Bureau of Air Safety Investigation

Government agency overview
- Formed: 2023
- Jurisdiction: Pakistan
- Parent department: Aviation Division, GoP

= Bureau of Air Safety Investigation (Pakistan) =

Government agency

The Bureau of Air Safety Investigation (BASI) is one of the two agencies created through the division of the Pakistan Civil Aviation Authority (CAA). The other is the Pakistan Airport Authority, representing the split of responsibilities and functions related to the regulation of the national aviation sector.

The Bureau of Air Safety Investigation was established with the primary objective of enhancing the investigation process for accidents and incidents arising from aircraft navigation in Pakistan.
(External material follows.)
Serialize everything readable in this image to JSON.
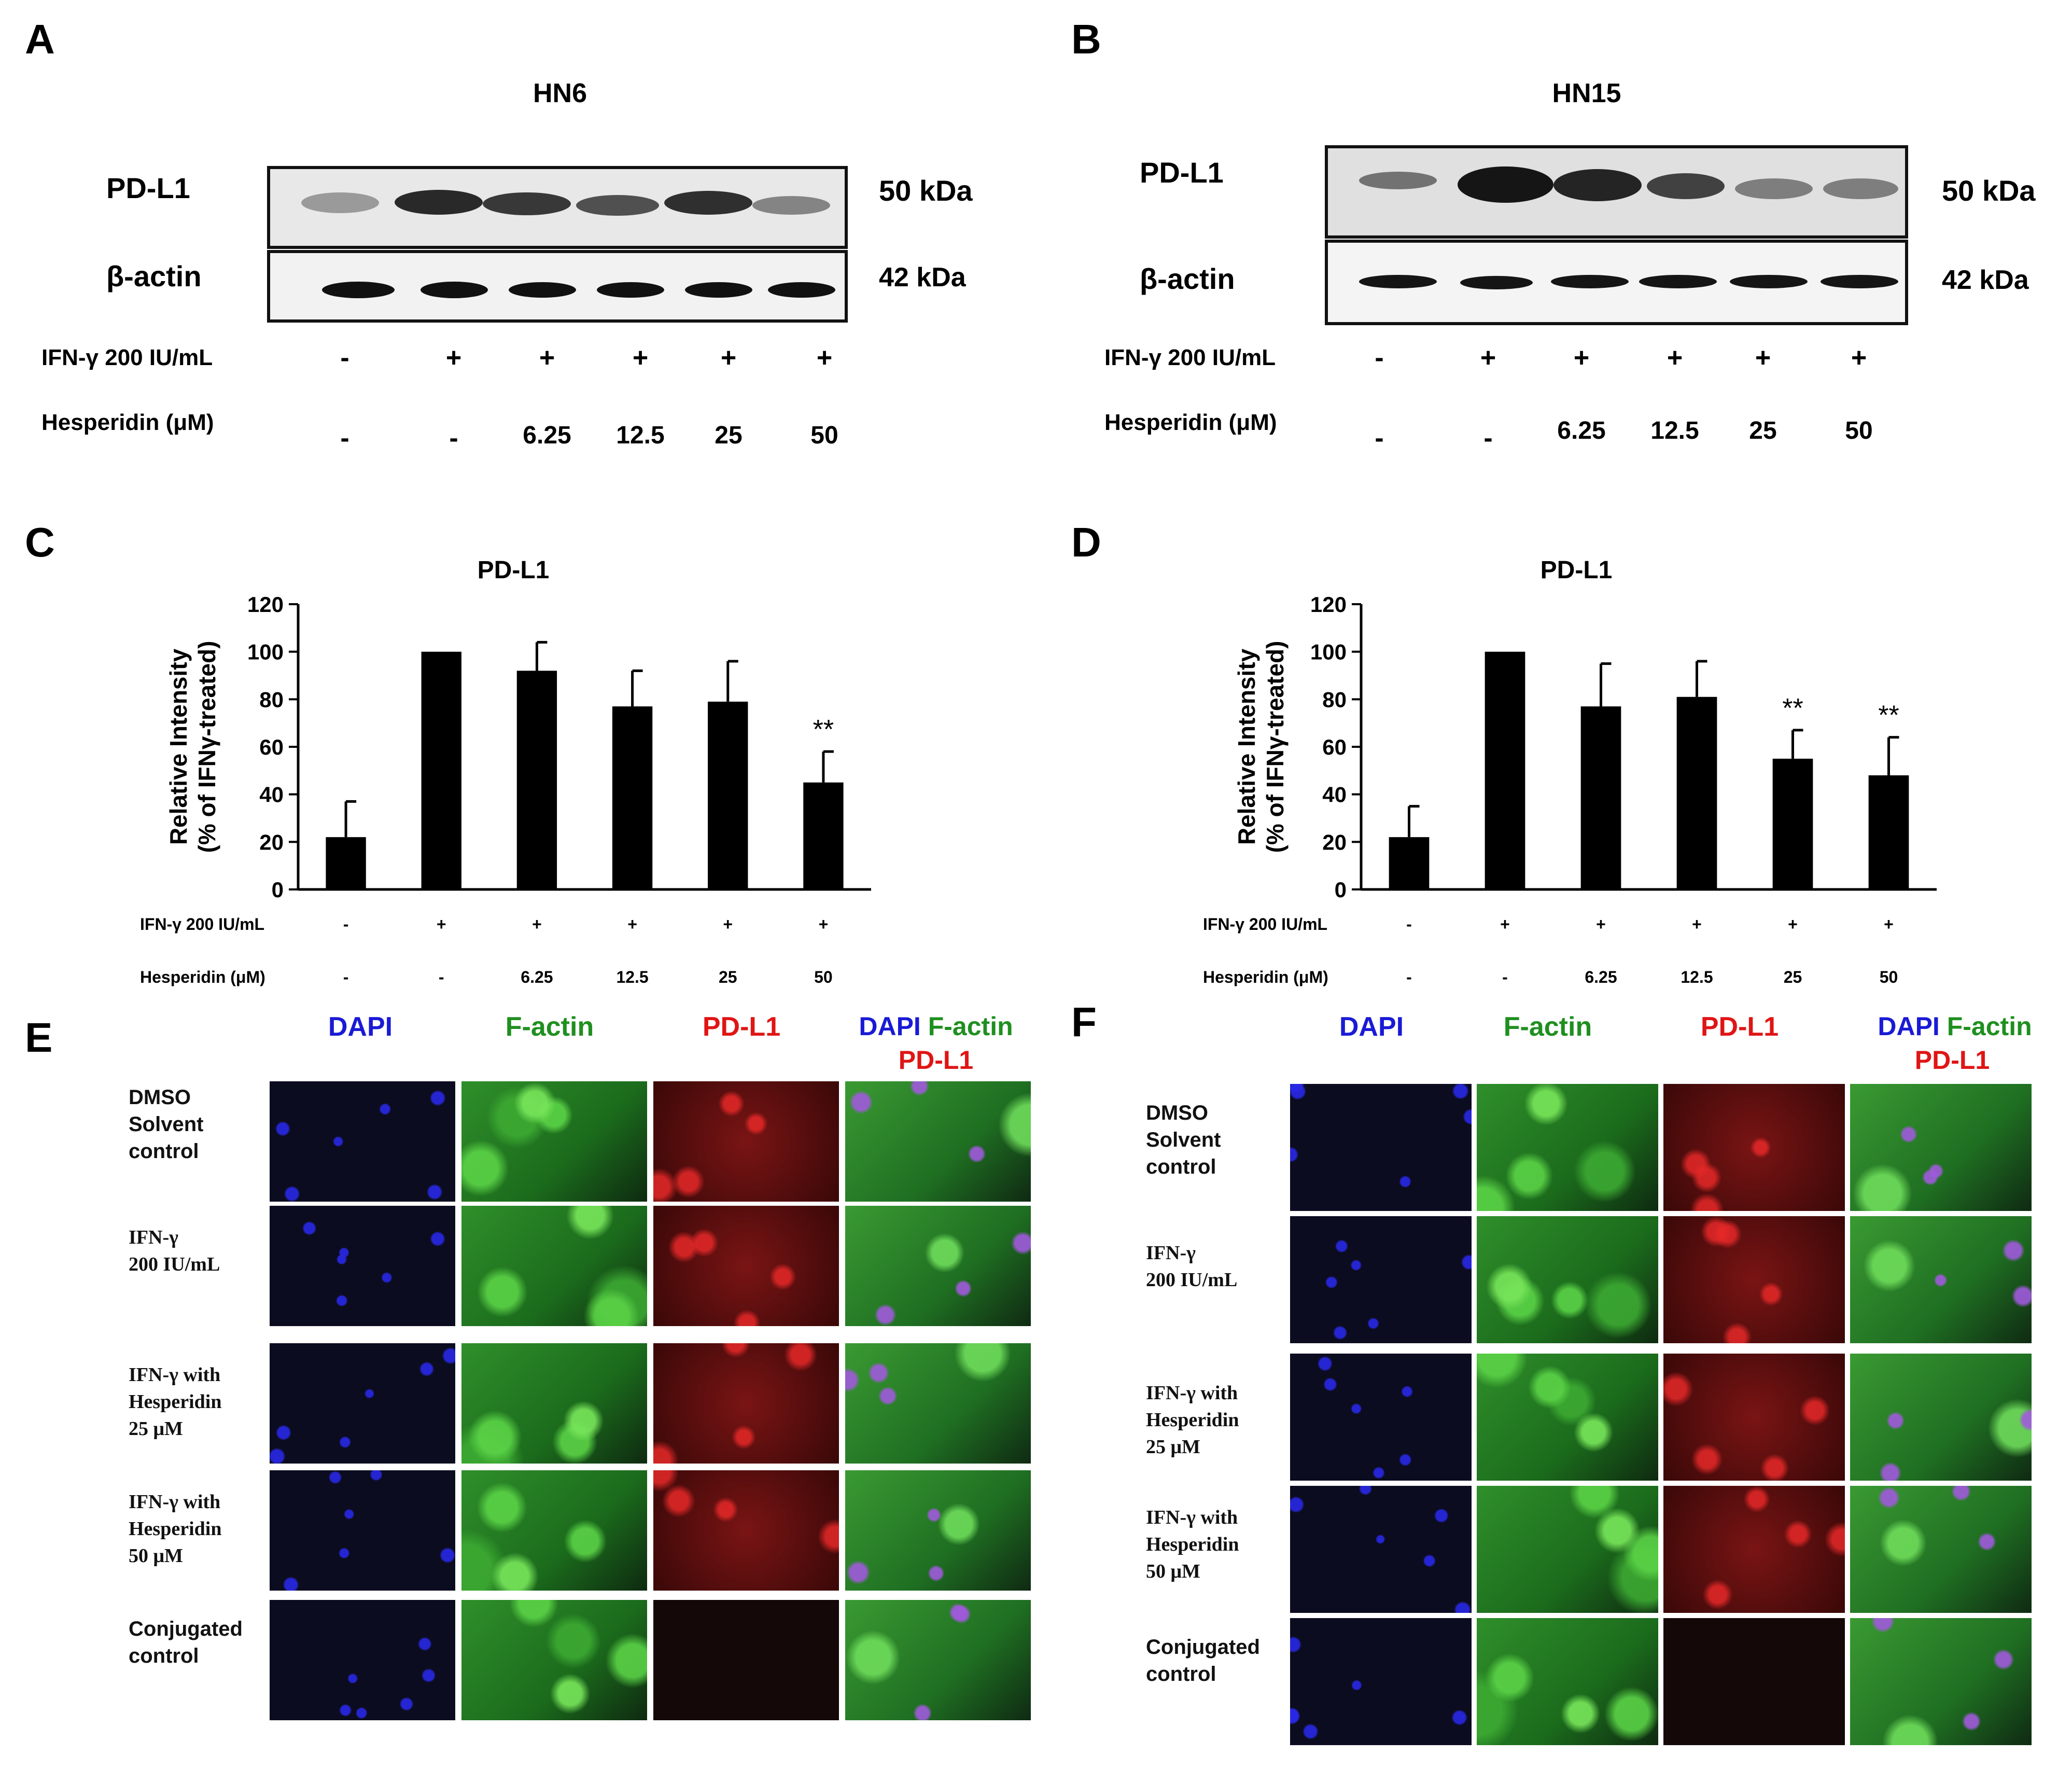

This creation was prompted by the necessity to address the demands made by the European Union and the International Civil Aviation Organization (ICAO) to lift the ban on Pakistan Airlines. Improving safety investigation practices and procedures was a critical step towards meeting the standards required for the removal of restrictions on Pakistan Airlines by international aviation authorities.

==History==
The establishment of the Bureau of Air Safety Investigation was a component of the Pakistan Air Safety Investigation Bill - 2023. This legislative initiative was successfully passed by the National Assembly of Pakistan on July 27, 2023. MNA Saad Waseem Akhtar Sheikh introduced the bill on behalf of Aviation Minister Khawaja Saad Rafique. The primary objective of this bill was to enhance the investigation process for accidents and incidents arising from aircraft navigation within Pakistan.

Following its approval by the Senate Standing Committee on Aviation on August 2, 2023, the "Pakistan Air Safety Investigation Bill - 2023" underwent a second successful passage through the National Assembly on August 3, 2023. Subsequently, the President of Pakistan, Arif Alvi, provided his approval for the bill on August 7, 2023. This process solidified the establishment of the Bureau of Air Safety Investigation, marking a significant development in enhancing the investigation of aviation accidents and incidents within Pakistan.

The determination to split the Pakistan Civil Aviation Authority (CAA) into two distinct entities, namely the Pakistan Airport Authority and the Bureau of Air Safety Investigation, was made by a nine-member committee appointed by the Ministry of Aviation. The committee was granted a deadline of October 15 to finalize its work and recommendations regarding this significant division of the aviation regulatory body.

Despite recommendations from foreign experts, the federal government has yet to implement the suggestion to make the Civil Aviation Authority’s (CAA) Safety Investigation Board (SIB) an independent body. Although the board was detached from the Ministry of Defence, the proposed plan to grant it independence and separate it entirely from direct government supervision, by placing it under the prime minister's oversight, has not been acted upon and remains pending.